But prices are so high that Iran is still raking in revenues greater than in any year prior to 2011.
Exports last year were around 2.5 million barrels a day, according to the Energy Information Administration of the US Department of Energy. Industry estimates put exports in February at 2.2 million barrels a day and in March at 1.9 million.
The estimates are based on ships loading at Iranian oil terminals. Such estimates are far from perfect and different analysts often come up with different figures. But there is now broad agreement that Iranian exports are down significantly.
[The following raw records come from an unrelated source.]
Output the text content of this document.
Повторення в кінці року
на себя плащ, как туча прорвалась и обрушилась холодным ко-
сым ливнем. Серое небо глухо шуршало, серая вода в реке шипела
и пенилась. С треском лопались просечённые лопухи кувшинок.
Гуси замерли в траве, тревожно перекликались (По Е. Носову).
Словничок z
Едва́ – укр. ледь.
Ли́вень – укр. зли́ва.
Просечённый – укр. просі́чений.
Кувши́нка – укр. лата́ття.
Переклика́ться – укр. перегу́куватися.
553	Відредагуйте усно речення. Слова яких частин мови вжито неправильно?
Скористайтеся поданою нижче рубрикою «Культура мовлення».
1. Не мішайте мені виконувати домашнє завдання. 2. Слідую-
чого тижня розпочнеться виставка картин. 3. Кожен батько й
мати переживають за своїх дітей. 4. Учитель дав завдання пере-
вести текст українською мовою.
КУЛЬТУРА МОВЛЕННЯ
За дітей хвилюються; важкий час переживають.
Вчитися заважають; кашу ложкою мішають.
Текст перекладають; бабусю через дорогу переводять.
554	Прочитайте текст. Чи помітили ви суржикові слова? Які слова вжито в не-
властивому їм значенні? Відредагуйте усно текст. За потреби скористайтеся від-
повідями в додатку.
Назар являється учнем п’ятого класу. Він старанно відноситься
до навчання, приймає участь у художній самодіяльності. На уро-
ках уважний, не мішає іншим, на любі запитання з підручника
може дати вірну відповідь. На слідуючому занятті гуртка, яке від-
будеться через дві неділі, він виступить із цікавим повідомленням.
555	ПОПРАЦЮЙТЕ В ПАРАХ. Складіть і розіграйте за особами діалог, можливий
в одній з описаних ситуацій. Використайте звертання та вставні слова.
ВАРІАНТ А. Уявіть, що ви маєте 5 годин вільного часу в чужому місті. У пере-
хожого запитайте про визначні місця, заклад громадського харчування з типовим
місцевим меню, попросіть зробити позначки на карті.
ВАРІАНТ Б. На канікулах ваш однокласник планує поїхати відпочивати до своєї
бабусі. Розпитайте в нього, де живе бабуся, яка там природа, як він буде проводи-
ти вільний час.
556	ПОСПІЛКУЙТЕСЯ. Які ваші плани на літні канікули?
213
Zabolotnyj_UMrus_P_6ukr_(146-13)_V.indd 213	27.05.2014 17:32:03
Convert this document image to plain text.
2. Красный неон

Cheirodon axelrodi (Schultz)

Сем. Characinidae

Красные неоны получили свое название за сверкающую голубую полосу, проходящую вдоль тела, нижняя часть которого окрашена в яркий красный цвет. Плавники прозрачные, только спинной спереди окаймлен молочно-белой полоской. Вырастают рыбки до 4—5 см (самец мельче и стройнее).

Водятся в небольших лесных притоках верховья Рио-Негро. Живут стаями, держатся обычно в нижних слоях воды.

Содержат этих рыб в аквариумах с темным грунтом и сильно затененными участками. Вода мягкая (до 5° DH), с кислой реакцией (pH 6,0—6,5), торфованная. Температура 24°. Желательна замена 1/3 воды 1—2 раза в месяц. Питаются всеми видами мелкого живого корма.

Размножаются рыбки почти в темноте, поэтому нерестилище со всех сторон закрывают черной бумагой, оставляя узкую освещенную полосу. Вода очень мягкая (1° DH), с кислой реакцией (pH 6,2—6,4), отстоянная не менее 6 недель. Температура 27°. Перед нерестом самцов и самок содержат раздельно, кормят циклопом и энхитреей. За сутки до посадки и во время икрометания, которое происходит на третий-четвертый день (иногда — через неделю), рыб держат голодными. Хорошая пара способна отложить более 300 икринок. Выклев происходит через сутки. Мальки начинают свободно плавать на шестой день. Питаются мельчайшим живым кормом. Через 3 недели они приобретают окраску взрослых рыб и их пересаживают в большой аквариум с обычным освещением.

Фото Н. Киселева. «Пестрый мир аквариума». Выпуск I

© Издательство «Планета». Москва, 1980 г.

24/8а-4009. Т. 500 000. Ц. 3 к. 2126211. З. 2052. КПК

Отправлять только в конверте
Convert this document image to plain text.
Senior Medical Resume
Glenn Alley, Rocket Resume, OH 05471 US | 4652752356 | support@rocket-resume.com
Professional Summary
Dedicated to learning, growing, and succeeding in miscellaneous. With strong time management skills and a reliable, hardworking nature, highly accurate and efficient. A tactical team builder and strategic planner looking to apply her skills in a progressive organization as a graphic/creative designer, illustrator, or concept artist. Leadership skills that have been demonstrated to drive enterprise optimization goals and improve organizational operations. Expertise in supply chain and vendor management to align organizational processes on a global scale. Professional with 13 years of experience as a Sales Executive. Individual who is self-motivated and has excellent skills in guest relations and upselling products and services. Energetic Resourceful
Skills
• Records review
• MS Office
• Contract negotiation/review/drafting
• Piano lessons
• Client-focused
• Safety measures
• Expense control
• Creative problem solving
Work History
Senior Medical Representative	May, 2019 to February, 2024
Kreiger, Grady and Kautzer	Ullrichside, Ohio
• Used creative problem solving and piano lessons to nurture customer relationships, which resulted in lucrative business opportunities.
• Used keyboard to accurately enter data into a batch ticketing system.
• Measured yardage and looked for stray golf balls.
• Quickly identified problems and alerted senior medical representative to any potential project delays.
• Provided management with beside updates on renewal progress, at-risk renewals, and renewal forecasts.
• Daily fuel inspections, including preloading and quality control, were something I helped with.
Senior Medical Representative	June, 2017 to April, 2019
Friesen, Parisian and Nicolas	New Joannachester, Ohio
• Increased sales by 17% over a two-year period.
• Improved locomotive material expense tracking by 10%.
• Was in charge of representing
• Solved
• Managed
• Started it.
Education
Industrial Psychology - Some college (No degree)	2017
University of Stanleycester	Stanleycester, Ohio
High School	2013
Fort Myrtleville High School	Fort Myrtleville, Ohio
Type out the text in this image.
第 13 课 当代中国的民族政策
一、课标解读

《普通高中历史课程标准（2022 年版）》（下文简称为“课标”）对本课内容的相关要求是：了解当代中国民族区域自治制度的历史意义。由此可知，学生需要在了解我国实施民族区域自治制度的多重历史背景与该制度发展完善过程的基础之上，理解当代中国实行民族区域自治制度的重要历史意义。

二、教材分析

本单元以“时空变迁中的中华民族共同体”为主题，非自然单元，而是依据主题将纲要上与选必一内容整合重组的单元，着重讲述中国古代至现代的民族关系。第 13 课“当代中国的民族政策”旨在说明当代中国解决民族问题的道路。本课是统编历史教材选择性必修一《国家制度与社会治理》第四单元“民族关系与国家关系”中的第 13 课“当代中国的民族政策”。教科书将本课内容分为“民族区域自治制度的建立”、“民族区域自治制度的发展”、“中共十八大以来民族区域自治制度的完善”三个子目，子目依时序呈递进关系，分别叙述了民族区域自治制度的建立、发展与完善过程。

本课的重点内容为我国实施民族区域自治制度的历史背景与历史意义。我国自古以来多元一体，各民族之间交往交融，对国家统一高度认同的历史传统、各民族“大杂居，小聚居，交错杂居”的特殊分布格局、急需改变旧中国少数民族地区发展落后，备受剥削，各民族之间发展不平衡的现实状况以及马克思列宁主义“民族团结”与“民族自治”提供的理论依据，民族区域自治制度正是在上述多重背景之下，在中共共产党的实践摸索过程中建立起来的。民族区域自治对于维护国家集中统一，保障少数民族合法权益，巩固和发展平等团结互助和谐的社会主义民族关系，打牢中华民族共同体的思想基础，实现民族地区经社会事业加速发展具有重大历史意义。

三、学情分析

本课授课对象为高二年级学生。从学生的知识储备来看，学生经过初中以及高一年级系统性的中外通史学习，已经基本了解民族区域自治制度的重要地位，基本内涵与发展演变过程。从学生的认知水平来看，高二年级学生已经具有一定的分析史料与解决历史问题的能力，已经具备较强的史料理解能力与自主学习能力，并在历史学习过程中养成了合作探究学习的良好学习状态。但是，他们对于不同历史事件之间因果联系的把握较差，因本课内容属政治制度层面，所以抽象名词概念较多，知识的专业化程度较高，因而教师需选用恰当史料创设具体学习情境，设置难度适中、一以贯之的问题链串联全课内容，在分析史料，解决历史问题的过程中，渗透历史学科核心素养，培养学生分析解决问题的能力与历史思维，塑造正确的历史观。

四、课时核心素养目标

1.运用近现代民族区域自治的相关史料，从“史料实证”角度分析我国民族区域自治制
What’s more, because EU sanctions bar European firms from insuring cargos of Iranian oil, fewer non-Iranian tankers are calling, forcing the National Iranian Tanker Co. (NITC) to carry much more Iranian oil than before.
Ship tracking data from Bloomberg news shows that about 73 percent of all exports in the first half of March were carried by NITC tankers versus 56 percent in February. NITC does not have enough tankers to carry all of Iran’s exports at the 2011 rate.
Barclays Capital said exports so far this year are down 14 percent to 18 percent from last year’s levels.
According to Petrologistics, a Geneva-based oil consultant, Iran’s crude exports were 2.2 million barrels a day in February and have been running at 1.9 million in the first three weeks of March. At 1.9 million, exports would be off 24 percent from last year.
The average price of an OPEC barrel this month is $123.13, up 15 percent from the average price in 2011. So higher prices are not covering the 24 percent loss in exports. But last year’s price average was a record high. The combination of lower exports and higher prices means that Iran is currently taking in revenues at a higher rate than in an year prior to 2011. It is not hurting, yet.
The Islamic Republic has not admitted to the loss of a single barrel in sales. Early in March, Oil Minister Rostam Qasemi said flatly that shipments were unchanged from 2011.